Preparing the brief

Armed with answers to the question posed in the previous section, the decision maker must produce a specific written definition of the research requirements. This forms the basis for briefing the research agency, so the clearer and the more specific it is, the better able the agency will be to meet the needs identified.

Preparing the brief will involve a consideration of the environment in which the decision is to be made and the resources available. It is usually helpful at this stage to involve other managers within the organization. The aim should be to agree the objectives for the research programme, and these should be distinguished from marketing objectives. An adhesives manufacturer with the marketing objective of attracting new users to a product set the research objective 'to identify groups who might have a use for the product and the attributes which appeal to them most'.

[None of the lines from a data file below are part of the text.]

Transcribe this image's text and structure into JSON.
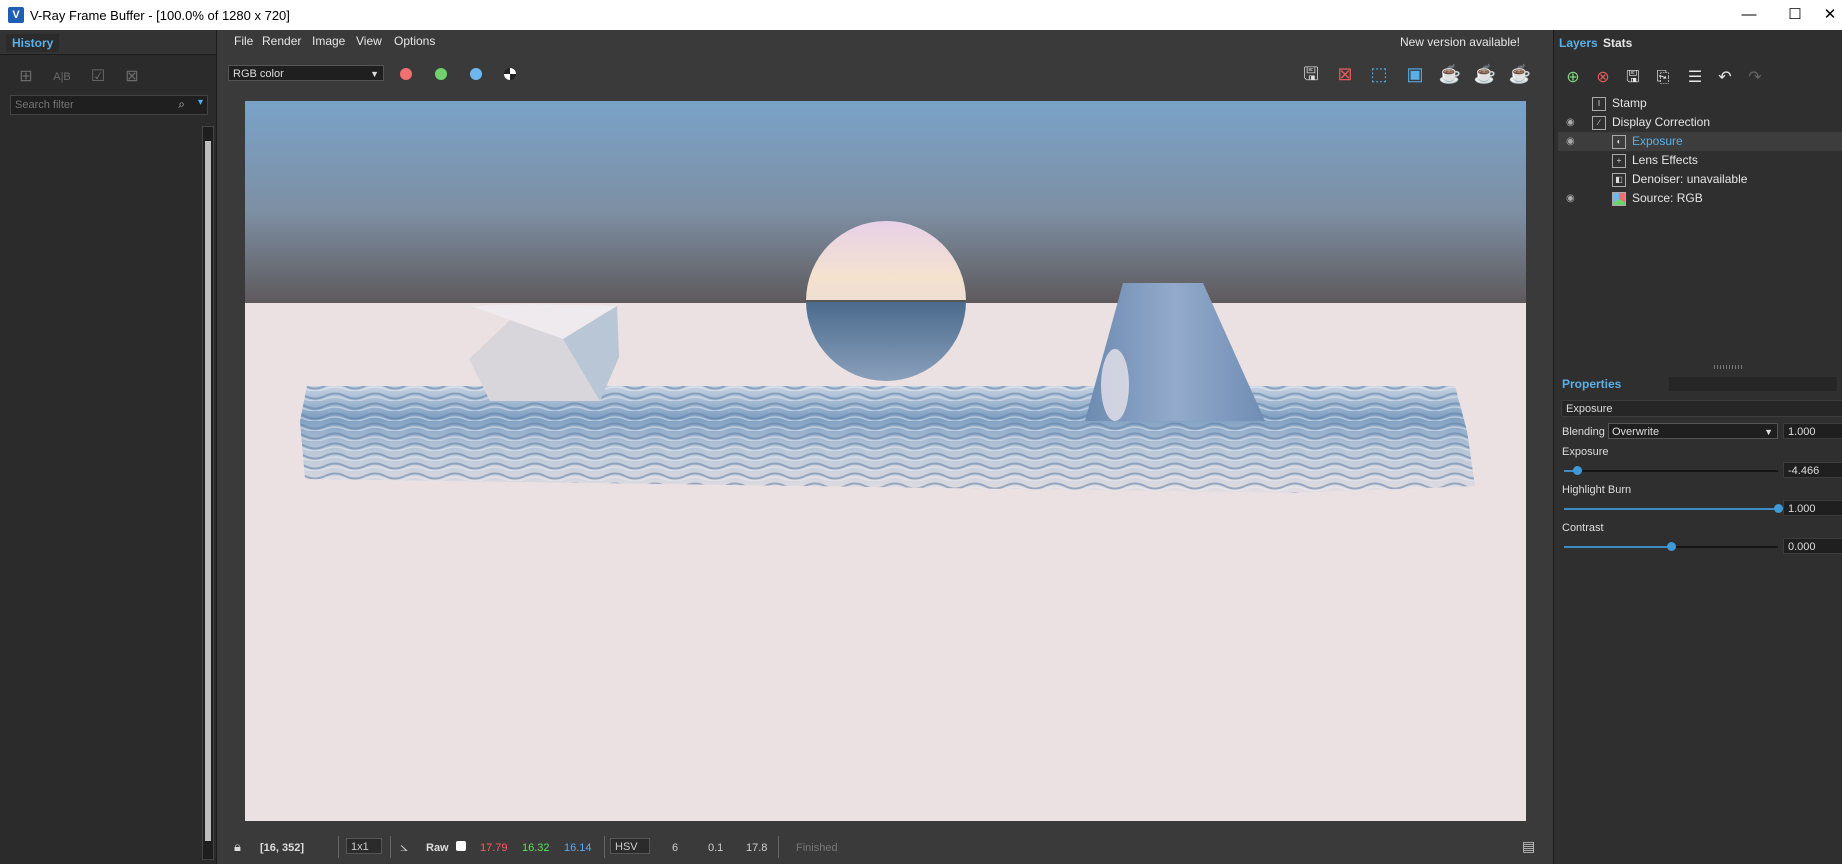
{
  "window": {
    "title": "V-Ray Frame Buffer - [100.0% of 1280 x 720]",
    "app_icon_letter": "V",
    "minimize_glyph": "—",
    "maximize_glyph": "☐",
    "close_glyph": "✕"
  },
  "history": {
    "tab_label": "History",
    "tools": [
      "add-icon",
      "compare-ab-icon",
      "load-icon",
      "clear-icon"
    ],
    "search_placeholder": "Search filter"
  },
  "menu": {
    "items": [
      "File",
      "Render",
      "Image",
      "View",
      "Options"
    ],
    "notice": "New version available!"
  },
  "toolbar": {
    "channel": "RGB color",
    "channel_dots": [
      {
        "name": "red-channel",
        "color": "#f27070"
      },
      {
        "name": "green-channel",
        "color": "#6fd26f"
      },
      {
        "name": "blue-channel",
        "color": "#6fb8ef"
      }
    ],
    "right_tools": [
      "save-image-icon",
      "clear-image-icon",
      "region-render-icon",
      "render-region-frame-icon",
      "interactive-render-icon",
      "stop-render-icon",
      "render-icon"
    ]
  },
  "status": {
    "coords": "[16, 352]",
    "ratio": "1x1",
    "mode": "Raw",
    "r": "17.79",
    "g": "16.32",
    "b": "16.14",
    "color_space": "HSV",
    "h": "6",
    "s": "0.1",
    "v": "17.8",
    "state": "Finished"
  },
  "layers": {
    "tabs": [
      "Layers",
      "Stats"
    ],
    "items": [
      {
        "name": "Stamp",
        "visible": false,
        "indent": 1,
        "selected": false,
        "icon": "stamp-icon"
      },
      {
        "name": "Display Correction",
        "visible": true,
        "indent": 1,
        "selected": false,
        "icon": "curve-icon"
      },
      {
        "name": "Exposure",
        "visible": true,
        "indent": 2,
        "selected": true,
        "icon": "exposure-icon"
      },
      {
        "name": "Lens Effects",
        "visible": false,
        "indent": 2,
        "selected": false,
        "icon": "lens-effects-icon"
      },
      {
        "name": "Denoiser: unavailable",
        "visible": false,
        "indent": 2,
        "selected": false,
        "icon": "denoiser-icon"
      },
      {
        "name": "Source: RGB",
        "visible": true,
        "indent": 2,
        "selected": false,
        "icon": "source-rgb-icon"
      }
    ]
  },
  "properties": {
    "header": "Properties",
    "layer_name": "Exposure",
    "blending_label": "Blending",
    "blending_value": "Overwrite",
    "blending_amount": "1.000",
    "exposure_label": "Exposure",
    "exposure_value": "-4.466",
    "exposure_level": 0.06,
    "highlight_label": "Highlight Burn",
    "highlight_value": "1.000",
    "highlight_level": 1.0,
    "contrast_label": "Contrast",
    "contrast_value": "0.000",
    "contrast_level": 0.5
  },
  "colors": {
    "accent": "#5ab0e6",
    "status_r": "#ff5b5b",
    "status_g": "#5fe05f",
    "status_b": "#5aa9f0"
  }
}
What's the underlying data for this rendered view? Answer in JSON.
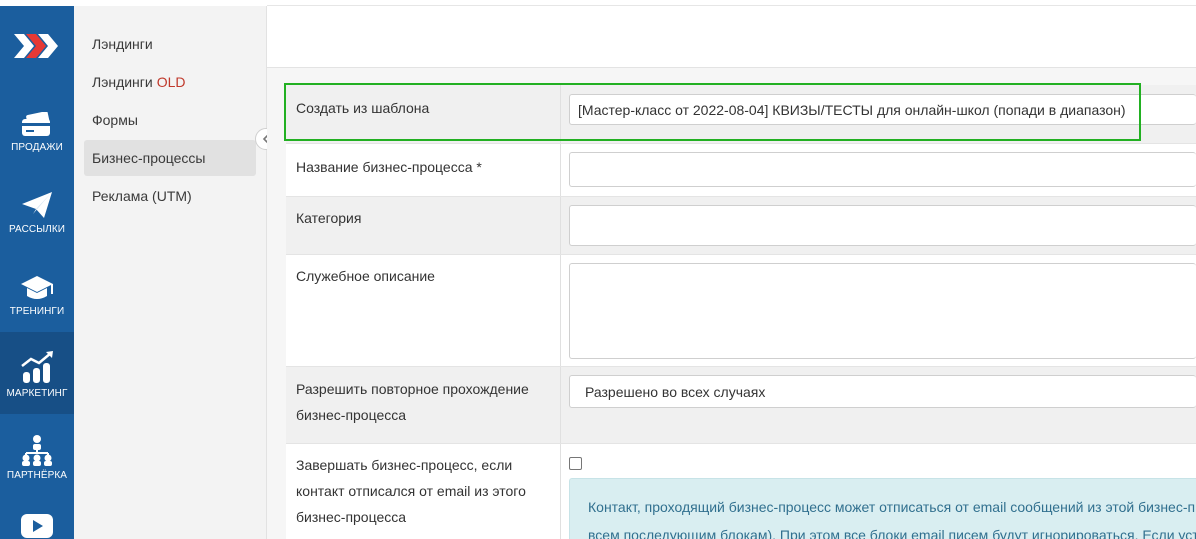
{
  "rail": {
    "items": [
      {
        "label": "ПРОДАЖИ",
        "icon": "wallet-icon"
      },
      {
        "label": "РАССЫЛКИ",
        "icon": "paper-plane-icon"
      },
      {
        "label": "ТРЕНИНГИ",
        "icon": "graduation-cap-icon"
      },
      {
        "label": "МАРКЕТИНГ",
        "icon": "growth-chart-icon"
      },
      {
        "label": "ПАРТНЁРКА",
        "icon": "network-icon"
      }
    ],
    "bottom_icon": "play-button-icon"
  },
  "submenu": {
    "items": [
      {
        "label": "Лэндинги"
      },
      {
        "label": "Лэндинги",
        "suffix": "OLD"
      },
      {
        "label": "Формы"
      },
      {
        "label": "Бизнес-процессы"
      },
      {
        "label": "Реклама (UTM)"
      }
    ]
  },
  "form": {
    "template_label": "Создать из шаблона",
    "template_value": "[Мастер-класс от 2022-08-04] КВИЗЫ/ТЕСТЫ для онлайн-школ (попади в диапазон)",
    "name_label": "Название бизнес-процесса *",
    "name_value": "",
    "category_label": "Категория",
    "category_value": "",
    "description_label": "Служебное описание",
    "description_value": "",
    "repeat_label_1": "Разрешить повторное прохождение",
    "repeat_label_2": "бизнес-процесса",
    "repeat_value": "Разрешено во всех случаях",
    "finish_label_1": "Завершать бизнес-процесс, если",
    "finish_label_2": "контакт отписался от email из этого",
    "finish_label_3": "бизнес-процесса",
    "finish_checked": false,
    "info_line_1": "Контакт, проходящий бизнес-процесс может отписаться от email сообщений из этой бизнес-п",
    "info_line_2": "всем последующим блокам). При этом все блоки email писем будут игнорироваться. Если уста"
  },
  "colors": {
    "rail": "#1b5e9e",
    "highlight": "#22b022",
    "info_bg": "#d9eef1",
    "old_badge": "#c0392b"
  }
}
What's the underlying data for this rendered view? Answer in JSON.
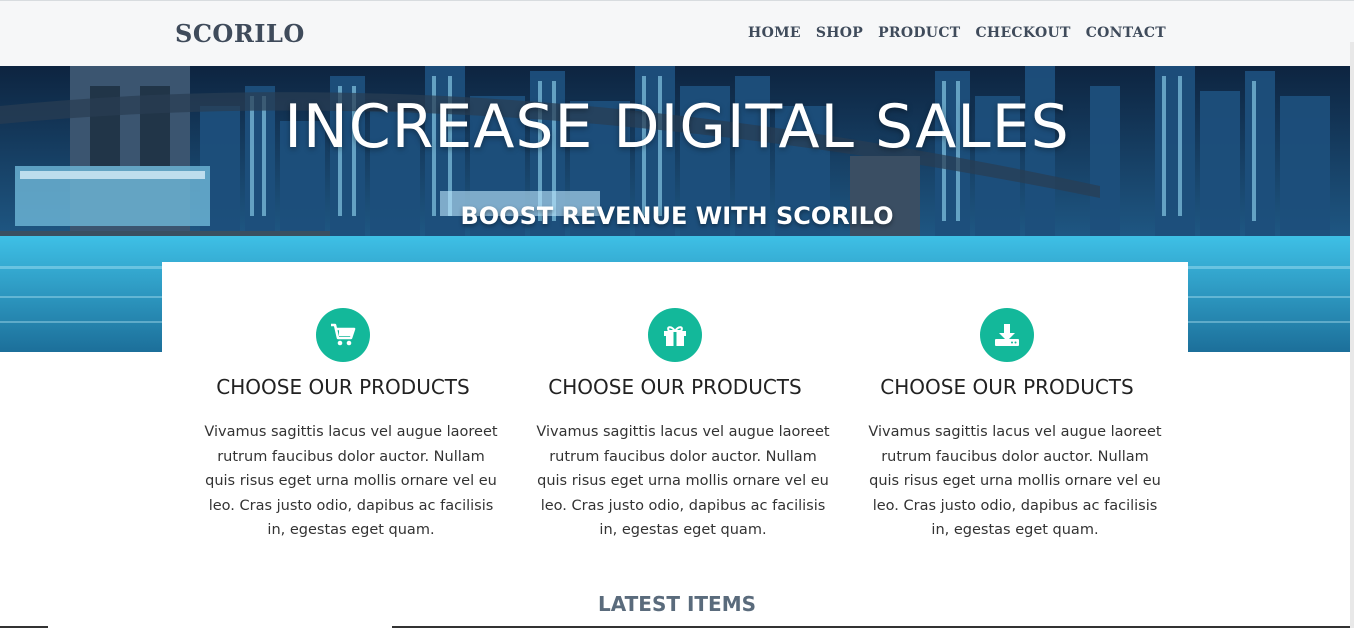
{
  "header": {
    "brand": "SCORILO",
    "nav": [
      "HOME",
      "SHOP",
      "PRODUCT",
      "CHECKOUT",
      "CONTACT"
    ]
  },
  "hero": {
    "title": "INCREASE DIGITAL SALES",
    "subtitle": "BOOST REVENUE WITH SCORILO"
  },
  "features": [
    {
      "icon": "cart-icon",
      "title": "CHOOSE OUR PRODUCTS",
      "text": "Vivamus sagittis lacus vel augue laoreet rutrum faucibus dolor auctor. Nullam quis risus eget urna mollis ornare vel eu leo. Cras justo odio, dapibus ac facilisis in, egestas eget quam."
    },
    {
      "icon": "gift-icon",
      "title": "CHOOSE OUR PRODUCTS",
      "text": "Vivamus sagittis lacus vel augue laoreet rutrum faucibus dolor auctor. Nullam quis risus eget urna mollis ornare vel eu leo. Cras justo odio, dapibus ac facilisis in, egestas eget quam."
    },
    {
      "icon": "download-icon",
      "title": "CHOOSE OUR PRODUCTS",
      "text": "Vivamus sagittis lacus vel augue laoreet rutrum faucibus dolor auctor. Nullam quis risus eget urna mollis ornare vel eu leo. Cras justo odio, dapibus ac facilisis in, egestas eget quam."
    }
  ],
  "latest": {
    "heading": "LATEST ITEMS"
  },
  "colors": {
    "accent": "#13b89a",
    "nav_text": "#3f4b5b"
  }
}
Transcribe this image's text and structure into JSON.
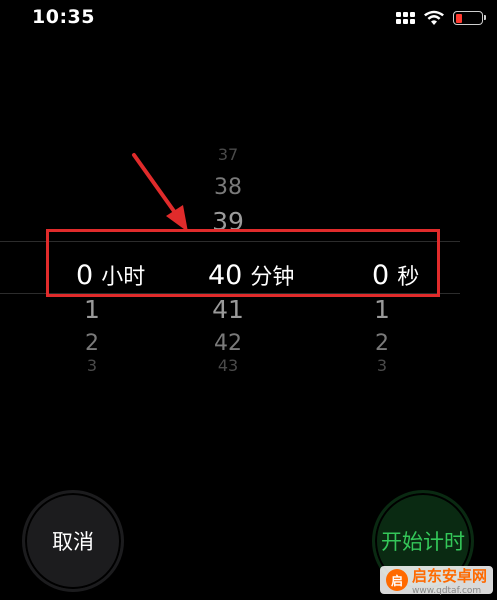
{
  "status_bar": {
    "time": "10:35",
    "battery_color": "#ff3b30",
    "icons": [
      "cellular-grid-icon",
      "wifi-icon",
      "battery-low-icon"
    ]
  },
  "picker": {
    "hours": {
      "above": [],
      "selected": "0",
      "unit": "小时",
      "below": [
        "1",
        "2",
        "3"
      ]
    },
    "minutes": {
      "above": [
        "37",
        "38",
        "39"
      ],
      "selected": "40",
      "unit": "分钟",
      "below": [
        "41",
        "42",
        "43"
      ]
    },
    "seconds": {
      "above": [],
      "selected": "0",
      "unit": "秒",
      "below": [
        "1",
        "2",
        "3"
      ]
    }
  },
  "buttons": {
    "cancel": "取消",
    "start": "开始计时"
  },
  "annotation": {
    "color": "#e02b2b"
  },
  "watermark": {
    "logo": "启",
    "text": "启东安卓网",
    "url": "www.qdtaf.com"
  }
}
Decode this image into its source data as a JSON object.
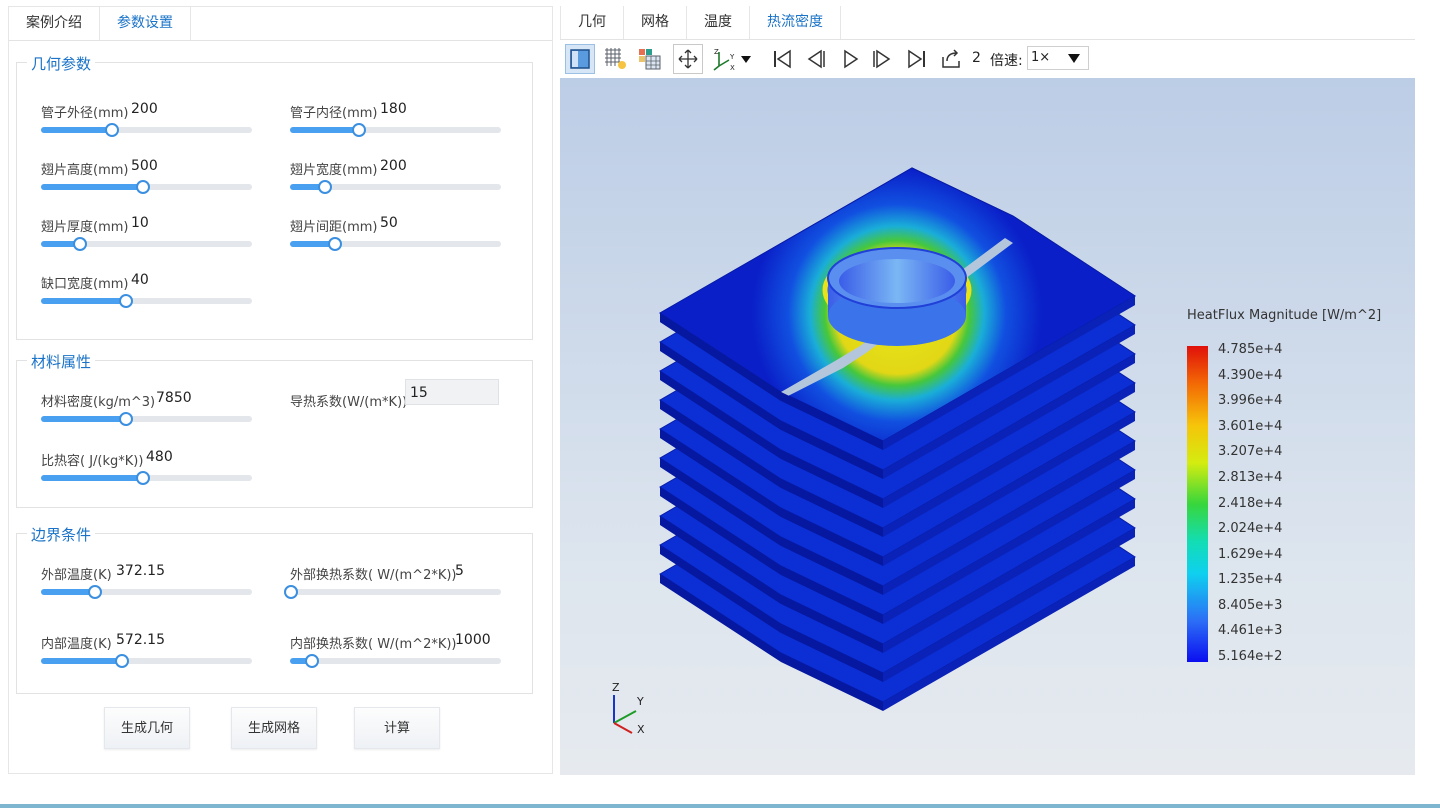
{
  "left_tabs": [
    "案例介绍",
    "参数设置"
  ],
  "active_left_tab": 1,
  "geometry": {
    "title": "几何参数",
    "params": [
      {
        "label": "管子外径(mm)",
        "value": "200",
        "fraction": 0.33
      },
      {
        "label": "管子内径(mm)",
        "value": "180",
        "fraction": 0.32
      },
      {
        "label": "翅片高度(mm)",
        "value": "500",
        "fraction": 0.48
      },
      {
        "label": "翅片宽度(mm)",
        "value": "200",
        "fraction": 0.16
      },
      {
        "label": "翅片厚度(mm)",
        "value": "10",
        "fraction": 0.18
      },
      {
        "label": "翅片间距(mm)",
        "value": "50",
        "fraction": 0.21
      },
      {
        "label": "缺口宽度(mm)",
        "value": "40",
        "fraction": 0.4
      }
    ]
  },
  "material": {
    "title": "材料属性",
    "params": [
      {
        "label": "材料密度(kg/m^3)",
        "value": "7850",
        "fraction": 0.4
      },
      {
        "label": "导热系数(W/(m*K))",
        "value": "15"
      },
      {
        "label": "比热容( J/(kg*K))",
        "value": "480",
        "fraction": 0.48
      }
    ]
  },
  "boundary": {
    "title": "边界条件",
    "params": [
      {
        "label": "外部温度(K)",
        "value": "372.15",
        "fraction": 0.25
      },
      {
        "label": "外部换热系数( W/(m^2*K))",
        "value": "5",
        "fraction": 0.0
      },
      {
        "label": "内部温度(K)",
        "value": "572.15",
        "fraction": 0.38
      },
      {
        "label": "内部换热系数( W/(m^2*K))",
        "value": "1000",
        "fraction": 0.1
      }
    ]
  },
  "buttons": {
    "gen_geometry": "生成几何",
    "gen_mesh": "生成网格",
    "compute": "计算"
  },
  "right_tabs": [
    "几何",
    "网格",
    "温度",
    "热流密度"
  ],
  "active_right_tab": 3,
  "toolbar": {
    "frame": "2",
    "speed_label": "倍速:",
    "speed_value": "1×"
  },
  "legend": {
    "title": "HeatFlux Magnitude [W/m^2]",
    "ticks": [
      "4.785e+4",
      "4.390e+4",
      "3.996e+4",
      "3.601e+4",
      "3.207e+4",
      "2.813e+4",
      "2.418e+4",
      "2.024e+4",
      "1.629e+4",
      "1.235e+4",
      "8.405e+3",
      "4.461e+3",
      "5.164e+2"
    ]
  },
  "axes": {
    "z": "Z",
    "y": "Y",
    "x": "X"
  },
  "colors": {
    "accent": "#1a73c8",
    "slider": "#4aa0f0"
  }
}
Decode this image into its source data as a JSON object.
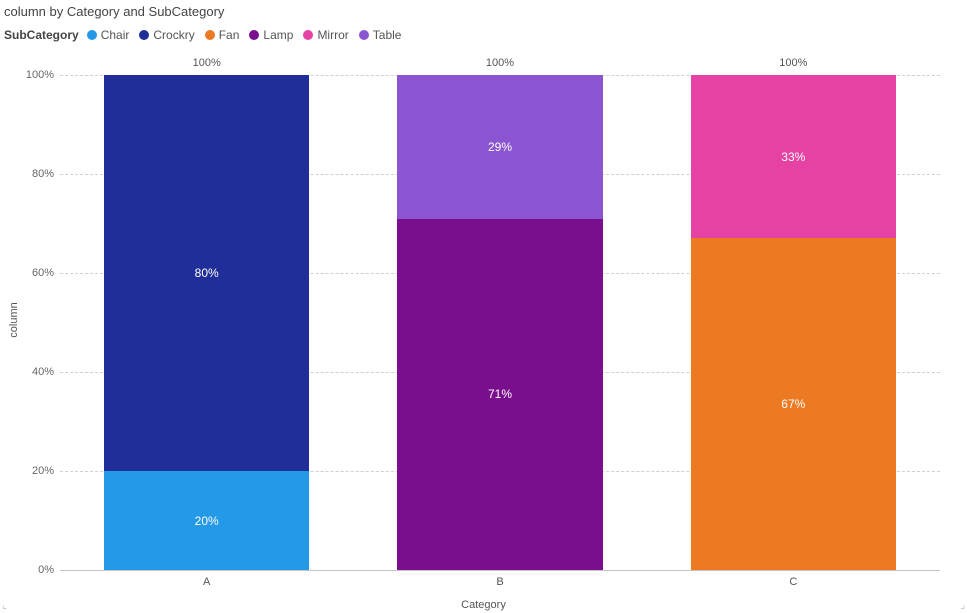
{
  "title": "column by Category and SubCategory",
  "legend_title": "SubCategory",
  "legend_items": [
    {
      "name": "Chair",
      "color": "#2399e8"
    },
    {
      "name": "Crockry",
      "color": "#1f2e99"
    },
    {
      "name": "Fan",
      "color": "#ec7a23"
    },
    {
      "name": "Lamp",
      "color": "#7a0f8e"
    },
    {
      "name": "Mirror",
      "color": "#e542a4"
    },
    {
      "name": "Table",
      "color": "#8b55d1"
    }
  ],
  "y_ticks": [
    "0%",
    "20%",
    "40%",
    "60%",
    "80%",
    "100%"
  ],
  "y_axis_label": "column",
  "x_axis_label": "Category",
  "bar_total_label": "100%",
  "chart_data": {
    "type": "bar",
    "stacked": true,
    "percent": true,
    "title": "column by Category and SubCategory",
    "xlabel": "Category",
    "ylabel": "column",
    "ylim": [
      0,
      100
    ],
    "categories": [
      "A",
      "B",
      "C"
    ],
    "series": [
      {
        "name": "Chair",
        "color": "#2399e8",
        "values": [
          20,
          null,
          null
        ]
      },
      {
        "name": "Crockry",
        "color": "#1f2e99",
        "values": [
          80,
          null,
          null
        ]
      },
      {
        "name": "Fan",
        "color": "#ec7a23",
        "values": [
          null,
          null,
          67
        ]
      },
      {
        "name": "Lamp",
        "color": "#7a0f8e",
        "values": [
          null,
          71,
          null
        ]
      },
      {
        "name": "Mirror",
        "color": "#e542a4",
        "values": [
          null,
          null,
          33
        ]
      },
      {
        "name": "Table",
        "color": "#8b55d1",
        "values": [
          null,
          29,
          null
        ]
      }
    ]
  }
}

The second point to agree internally is the limitations of the research programme. What is it reasonable to expect the research to accomplish? Research does not make decisions for managers, it gives them more information to enable them to make better decisions. For example, research cannot directly predict the sales of a new product. What it can do is to measure the new product's acceptability, performance in blind trials against competitive products, and so on. Increasing use of research in mathematical market modelling is, however, improving predictive ability and is a major area of current development.

A third point for internal agreement is the action standards required of the research programme. Research prior to the launch of a new product may measure factors such as rate of trial, intent to purchase or preference. In these cases it is necessary to decide beforehand what figures will be acceptable for the launch to go ahead. A chocolate manufacturer sets a minimum score of 40 per cent preference for the launch decision to be taken. The reason for deciding action standards prior to the research programme is that if these are left until later it is always possible to persuade oneself that the results are good enough, whereas before the research is carried out a greater degree of objectivity is possible in determining what requirements must be met for the project to go ahead.

Internal agreement on all these points in the course of preparing the brief will ensure that the eventual research programme takes account of all essential information needs. This is generally better decided by a group than by an individual. The other reason for obtaining internal agreement at this stage is that organizations that hold their first meeting about proposed research projects with would-be research agencies in attendance may find themselves disagreeing about what exactly is required. Apart from presenting a poor view of the organization to the research agency before any working relationship has been established, this will probably result in a very poor brief being given.

Confusion and lack of clarity in the brief tend to produce confusing and unclear research. Adequate time and thought must be given to this process of preparing the brief before any research agencies are approached. The outcome of the process should be a clear definition of the research requirement committed to paper and approved by all appropriate people within the organization.